One reason that we are not doing the same might be that the large, influential companies here in the US still have major branded biologics in the pipeline. Hence, these bigger players are waiting and watching while they lobby to protect their branded interests, which are far more profitable at present than any risky foray into biosimilars. Current budgets for lobbying Capitol Hill on behalf of these companies' branded biologics are equal or greater to their entire budgets for US biosimilar development.
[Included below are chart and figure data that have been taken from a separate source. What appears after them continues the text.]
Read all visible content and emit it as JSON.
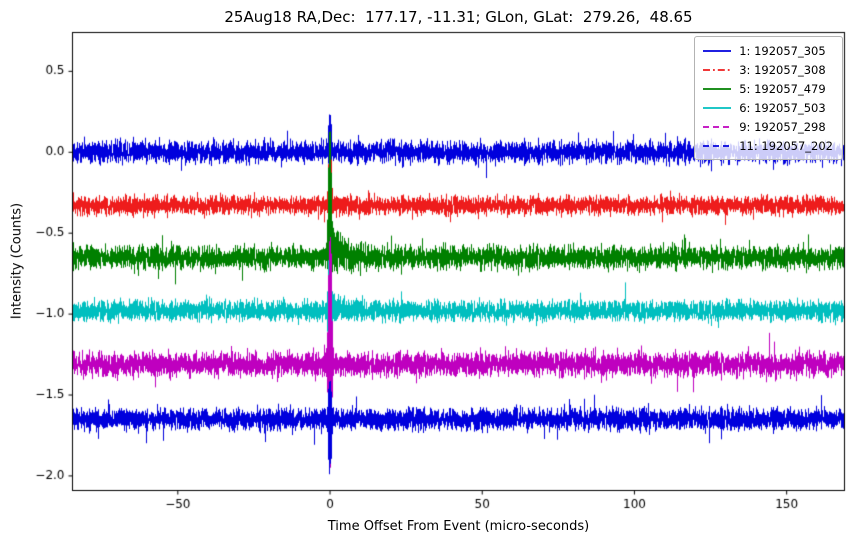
{
  "chart_data": {
    "type": "line",
    "title": "25Aug18 RA,Dec:  177.17, -11.31; GLon, GLat:  279.26,  48.65",
    "xlabel": "Time Offset From Event (micro-seconds)",
    "ylabel": "Intensity (Counts)",
    "xlim": [
      -84.6,
      169.0
    ],
    "ylim": [
      -2.09,
      0.74
    ],
    "xticks": {
      "values": [
        -50,
        0,
        50,
        100,
        150
      ],
      "labels": [
        "−50",
        "0",
        "50",
        "100",
        "150"
      ]
    },
    "yticks": {
      "values": [
        0.5,
        0.0,
        -0.5,
        -1.0,
        -1.5,
        -2.0
      ],
      "labels": [
        "0.5",
        "0.0",
        "−0.5",
        "−1.0",
        "−1.5",
        "−2.0"
      ]
    },
    "grid": false,
    "legend_position": "upper right",
    "event_time": 0,
    "series": [
      {
        "name": "1: 192057_305",
        "color": "#0000dd",
        "linestyle": "solid",
        "baseline": 0.0,
        "sigma": 0.032,
        "spike_up": 0.26,
        "spike_down": 0.1,
        "tail": 0.0,
        "tail_tc": 3
      },
      {
        "name": "3: 192057_308",
        "color": "#ee1c1c",
        "linestyle": "dashdot",
        "baseline": -0.33,
        "sigma": 0.028,
        "spike_up": 0.38,
        "spike_down": 0.18,
        "tail": 0.0,
        "tail_tc": 3
      },
      {
        "name": "5: 192057_479",
        "color": "#008000",
        "linestyle": "solid",
        "baseline": -0.65,
        "sigma": 0.034,
        "spike_up": 0.82,
        "spike_down": 0.25,
        "tail": 0.1,
        "tail_tc": 4
      },
      {
        "name": "6: 192057_503",
        "color": "#00bfbf",
        "linestyle": "solid",
        "baseline": -0.98,
        "sigma": 0.03,
        "spike_up": 0.5,
        "spike_down": 0.45,
        "tail": 0.05,
        "tail_tc": 3
      },
      {
        "name": "9: 192057_298",
        "color": "#bf00bf",
        "linestyle": "dashed",
        "baseline": -1.31,
        "sigma": 0.036,
        "spike_up": 0.9,
        "spike_down": 0.7,
        "tail": 0.0,
        "tail_tc": 3
      },
      {
        "name": "11: 192057_202",
        "color": "#0000dd",
        "linestyle": "dashed",
        "baseline": -1.65,
        "sigma": 0.032,
        "spike_up": 0.28,
        "spike_down": 0.36,
        "tail": 0.0,
        "tail_tc": 3
      }
    ],
    "colors": {
      "background": "#ffffff",
      "axis": "#000000",
      "tick_label": "#000000",
      "legend_border": "#b3b3b3"
    }
  }
}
Add generic drug lobbying to that mix: earlier this year, CVS Caremark and the Generic Pharmaceutical Association (GPhA) filed a statement denouncing what they saw as the existing biosimilar provision's twelve years of “market exclusivity,” finding the lack of distinction between data and market exclusivity in the law ambiguous enough for attack. This has reignited an impassioned debate about the biosimilars provision in President Obama’s 2010 Health Reform Law: did the legislative drafters intend to grant pioneer biologics developers twelve years of data exclusivity, or of market exclusivity, or of both? Yet according to Aggarwal, biologics companies and biosimilars companies are not making strategic business decisions based on the period of data exclusivity, market exclusivity or any non-patent exclusivity. They are making decisions based on the science.

Will science rule the day?

As a scientist by training, Aggarwal thinks we are ready to create biosimilars that will meet all parties' stringent criteria. He sees labs using sufficient techniques and analytical methods to perform reasonable pharmacokinetic/pharmacodynamic (PK/PD) studies and sufficiently characterize the relevant proteins and their functions. “There are two schools of thought: one that you cannot say A is similar to B and thus interchangeable; and one that yes, based on available analytical methods, you can say that. Based on my hands-on background in the lab, I am in the latter school of thought.” According to Dr. Aggarwal, “the tide is turning” for biosimilars; we just need to create a legislative pathway that is in line with clinical and scientific data. “There is a market for biosimilars, but we have to create a reasonable legislative pathway that is not biased toward whichever lobbying group has more of a voice on Capitol Hill.” Given the range of concerns expressed by regulators and payers, the future of the biosimilars market depends on Aggarwal being right.

Biologic drugs include insulin, human growth hormone, monoclonal antibodies and other therapies for such difficult-to-treat illnesses as rheumatoid arthritis, cancer and Crohn's.